Coface tarafından 2025’in ilk çeyreğinde gerçekleştirilen Asya Ödeme Araştırması, Asya-Pasifik bölgesindeki 9 pazarda ve 13 sektörde faaliyet gösteren yaklaşık 2.400 şirketin ödeme davranışlarındaki değişimleri ortaya koydu. Araştırmanın öne çıkan sonuçları, ekonomik belirsizliklerin giderek daha fazla endişe yarattığını ve şirketlerin nakit yönetiminde daha temkinli davrandığını gösteriyor.
Ortalama ödeme vadeleri 2024’te 64 günden 65 güne yükselirken, ortalama ödeme gecikmesi aynı seviyede kalarak 65 gün olarak ölçüldü. Yine de bu tablo, gecikme sorununun çözüldüğü anlamına gelmiyor. Aşırı uzun ödeme gecikmeleri, yani 180 günü aşan ve yıllık cironun %2’sinden fazlasını oluşturan gecikmeler ciddi bir artışla %23’ten %40’a yükseldi. Özellikle Çin, Hindistan, Tayland ve Malezya’da bu oranlar dikkat çekici seviyelere ulaştı. Coface verilerine göre bu tür gecikmelerin %80’i hiçbir zaman ödenmiyor.
Sektörel bazda en büyük gecikme artışı ağaç ürünleri, tarım-gıda ve otomotiv sektörlerinde yaşandı. Otomotivdeki artışın, yoğun rekabet nedeniyle bayilerin daha esnek kredi vadeleri sunma eğilimine bağlı olduğu belirtiliyor. Tekstil ve kimya gibi sektörlerde de vade uzamaları görüldü. Araştırmaya katılan şirketlerin üçte ikisi, önümüzdeki dönemde daha kısa vadeli ödemelere yöneleceğini belirterek nakit korumanın öncelikli hale geldiğini ifade etti.

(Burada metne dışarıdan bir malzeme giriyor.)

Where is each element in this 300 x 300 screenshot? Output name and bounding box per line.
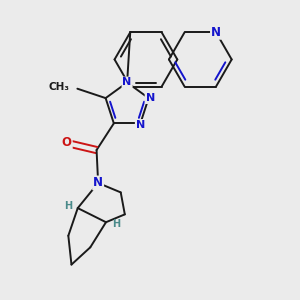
Text: N: N (122, 77, 132, 88)
Text: H: H (112, 219, 120, 229)
Text: H: H (64, 201, 72, 211)
Text: CH₃: CH₃ (49, 82, 70, 92)
Text: N: N (211, 26, 221, 39)
Text: N: N (136, 120, 145, 130)
Text: N: N (93, 176, 103, 190)
Text: O: O (62, 136, 72, 149)
Text: N: N (146, 93, 155, 103)
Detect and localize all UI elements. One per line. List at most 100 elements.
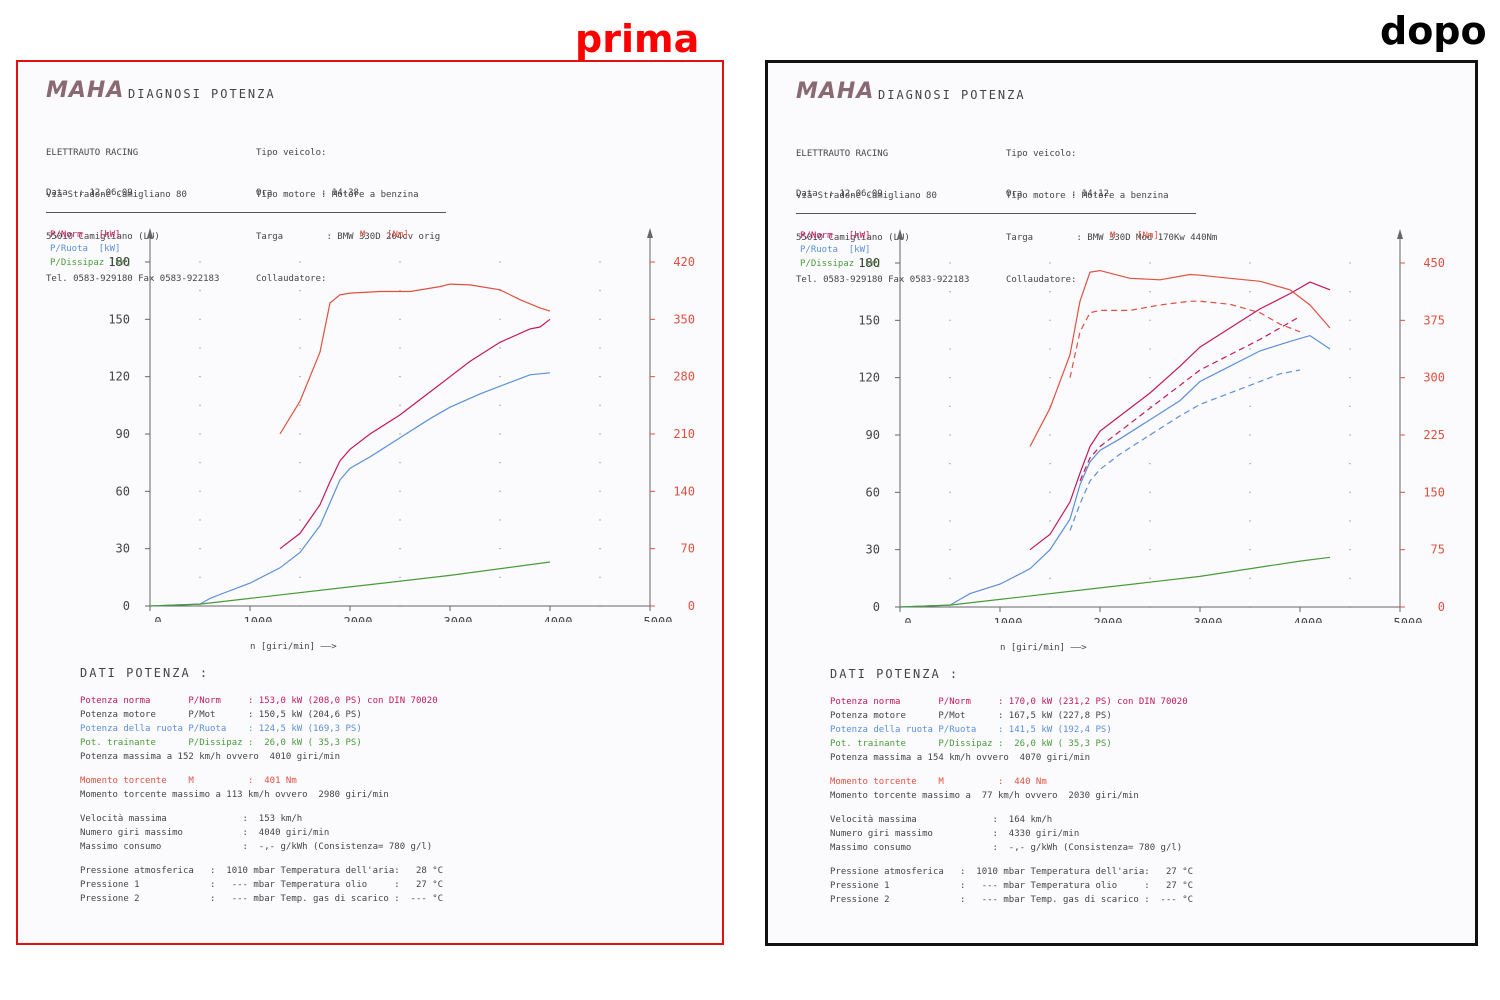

Şirketlerin %57’si önümüzdeki altı ayda ödeme davranışlarının kötüleşeceğini düşünüyor. Bu kötümser tabloya gerekçe olarak yavaşlayan talep, yüksek rekabet baskısı ve artan maliyetler gösteriliyor. Ayrıca, araştırmaya katılanların %33’ü, 2025 yılında iş faaliyetlerinin kötüleşeceğini öngörüyor. Bu oran geçtiğimiz yıla göre iki katın üzerinde bir artış anlamına geliyor. Tayvan ve Singapur’daki şirketler ise en karamsar grup olarak öne çıkıyor.
Coface Asya-Pasifik Başekonomisti Bernard Aw, 2025 yılına dair büyüme beklentilerinin %3,8 olarak revize edildiğini belirterek, bölgedeki şirketlerin artan finansal baskılarla karşı karşıya kaldığını ifade etti. Artan tarifeler ve değişken ticaret politikalarının ekonomik güveni zedelediğini vurgulayan Aw, şirketlerin maliyet kontrolüne ve kredi risk yönetimine daha fazla odaklanmak zorunda kalacağını söyledi.